I’m writing this story on a bus to work. I’m seated right behind the driver. The person next to me is an old man perhaps in his ripe sixties. Guess he is a night watchman coming back from work. He smells sleep. He even had to struggle to give the conductor his money.
I think he has seen a lot in life. A lot more than what is happening on the second side of the aisle.
The second side has a guy and, if judgment pardons me, the guy’s girlfriend. She’s been speaking so much English. Which is okay. But why does she struggle with that accent? Then she speaks loudly, and doesn’t give the man any airtime to respond. I think the guy is embarrassed. There are those cases when you must get embarrassed by your girl who insists on showing off loudly for something that is not there. But who am I to judge?

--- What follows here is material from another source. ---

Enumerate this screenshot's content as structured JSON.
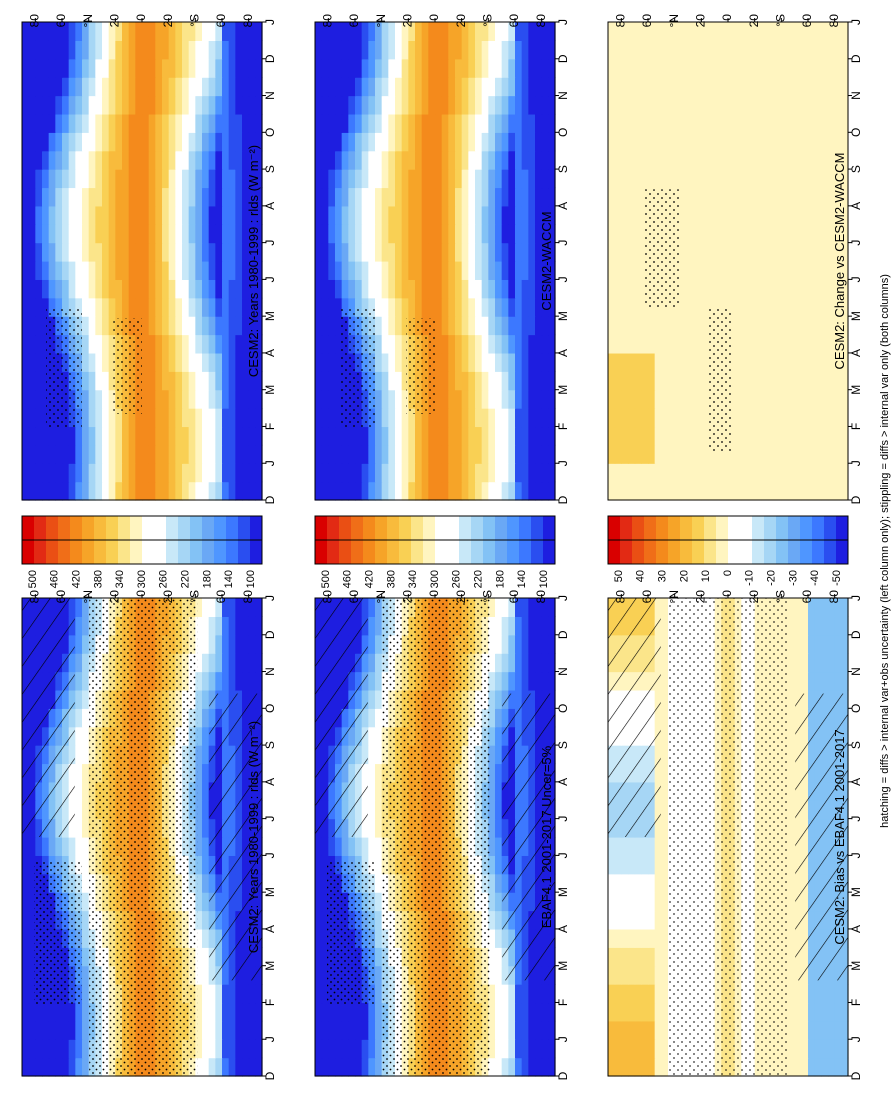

Then she sees another woman pass outside and she wants to jump from her seat. She almost rips off the shirt of her boyfriend just because she is saying that the passing woman was her deskmate from (there is a way she calls it – international) primary school.
Luckily for her, and sadly for our peace, the second woman turns and gets into the bus. And the greetings that follow almost bring down the entire city. Because the boy cannot move from his seat, the second woman sits right behind them, and their stories begin.
We pass DoD, their English is just as beginning as the old man next to me begins to snore. By the time we are in Hurlingham the first woman is explaining an old memory to her friend. She uses the whole stretch between Kilimani and Bangladesh to pronounce the vowel in PORT, and when her turn comes, the second one hijacks the stretch between Bangladesh and Kawangware to ask REALLY?.
When I disembark, I disembark with sympathy. Sympathy for the two women that won’t find a marriage. And sympathy for the men that might be appointed by fate into the bridal huts and heartbreaks. And long spells of English.